What about amps, preamps or source components that sound like they make the bass faster or slower? There are many ways for this to happen, but they all involve changing some relationship between the midrange driver and woofer so that the integration changes in some way that manifests itself as "faster" or "slower" bass. The component itself is not producing faster or slower bass; it is creating an interaction with the speaker crossover that results in you hearing that. Some of those interactions will be consistent from system to system, while others will be chameleon-like, changing from "fast" bass in one system to "slow" bass in another. Yet if you measure the component electrically, there is nothing in its measurements that indicate that it is anything but perfect, speed-wise, at bass frequencies. It only takes a small loudspeaker-dependent phase shift to occur when using a particular amp to make it so. This would be harder to have happen in a preamp or source component -- their signatures will tend to be more consistent from system to system.
What about bass detail?
Why is it that one speaker has so much more bass detail than another? This to is strictly driver integration and NOT the quality of the woofer itself, as you may have heard.
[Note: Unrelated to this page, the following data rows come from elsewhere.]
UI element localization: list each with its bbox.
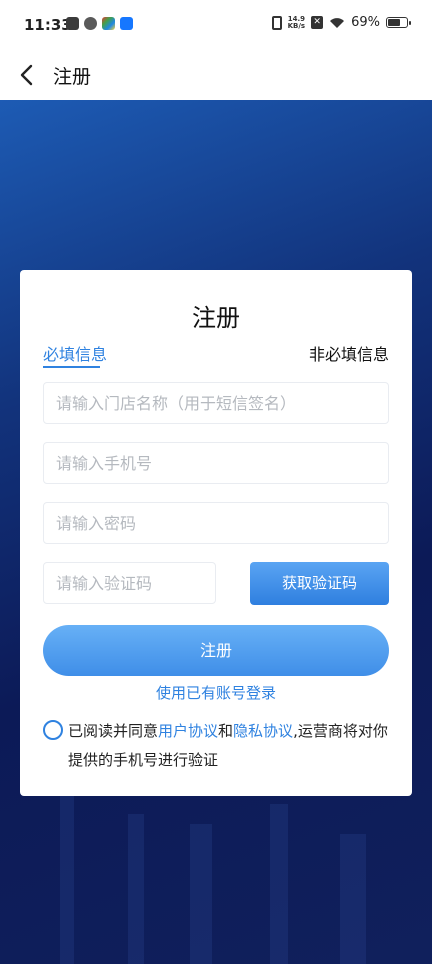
agreement-checkbox[interactable] — [43, 720, 63, 740]
wifi-icon — [330, 17, 345, 28]
battery-fill — [388, 19, 401, 26]
agreement-text: 已阅读并同意用户协议和隐私协议,运营商将对你提供的手机号进行验证 — [68, 717, 390, 775]
background-stripe — [128, 814, 144, 964]
background-stripe — [270, 804, 288, 964]
network-speed: 14.9 KB/s — [287, 15, 306, 30]
privacy-agreement-link[interactable]: 隐私协议 — [233, 722, 293, 740]
app-color-icon — [102, 17, 115, 30]
network-speed-unit: KB/s — [287, 21, 306, 30]
background-stripe — [60, 784, 74, 964]
agreement-and: 和 — [218, 722, 234, 740]
app-notification-icon — [66, 17, 79, 30]
phone-input[interactable] — [43, 442, 389, 484]
agreement-prefix: 已阅读并同意 — [68, 722, 159, 740]
alipay-icon — [120, 17, 133, 30]
register-button[interactable]: 注册 — [43, 625, 389, 676]
app-sync-icon — [84, 17, 97, 30]
tab-active-underline — [43, 366, 100, 368]
background-stripe — [340, 834, 366, 964]
login-existing-account-link[interactable]: 使用已有账号登录 — [20, 682, 412, 703]
card-title: 注册 — [192, 304, 240, 332]
status-bar: 11:33 14.9 KB/s ✕ 69% — [0, 0, 432, 50]
status-app-icons — [66, 17, 133, 30]
tab-optional-info[interactable]: 非必填信息 — [309, 341, 389, 365]
status-time: 11:33 — [24, 16, 72, 34]
register-card: 注册 必填信息 非必填信息 获取验证码 注册 使用已有账号登录 已阅读并同意用户… — [20, 270, 412, 796]
user-agreement-link[interactable]: 用户协议 — [158, 722, 218, 740]
battery-percent: 69% — [351, 15, 380, 30]
background-stripe — [190, 824, 212, 964]
nav-bar: 注册 — [0, 50, 432, 100]
page-title: 注册 — [53, 66, 92, 88]
chevron-left-icon[interactable] — [14, 60, 42, 90]
vibrate-icon — [271, 15, 282, 30]
status-right: 14.9 KB/s ✕ 69% — [271, 15, 411, 30]
sim-x-icon: ✕ — [311, 16, 324, 29]
store-name-input[interactable] — [43, 382, 389, 424]
battery-icon — [386, 17, 411, 28]
verification-code-input[interactable] — [43, 562, 216, 604]
password-input[interactable] — [43, 502, 389, 544]
tab-required-info[interactable]: 必填信息 — [43, 341, 107, 365]
get-code-button[interactable]: 获取验证码 — [250, 562, 389, 605]
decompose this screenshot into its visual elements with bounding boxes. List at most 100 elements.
Let me put this another way. You all know what a water-colour painting looks like. Blotchy with colours running everywhere. In fact, most of the time, until the artist proceeds to "define" the edges of his/her work with something finer like a thin pencil for example, it doesn't look like much at all. In much the same way, bass detail comes from the finer (pencil like) midrange driver. But your ear/brain is so completely fooled by this complex interaction of midrange and bass sound that you believe that it is strictly a bass-related thing. It isnt, and you can prove it.
When you have some time to kill, un-plug your main speakers and play something through your subwoofer alone.
You wont hear anything vaguely resembling speed coming from that slow, soggy-sounding, plodding subwoofer. It has no detail and no speed whatsoever when heard all by itself. However, once re-integrated, if your system is set up well, the subwoofer will appear to have tons of detail. But, and a big but, if the integration is off a little, the bass will sound fast or slow too. All of that sense of speed and detail is coming from the mid-range, not the bass. That is why the integration of the mid-range and bass is so critical to getting a good-sounding set-up.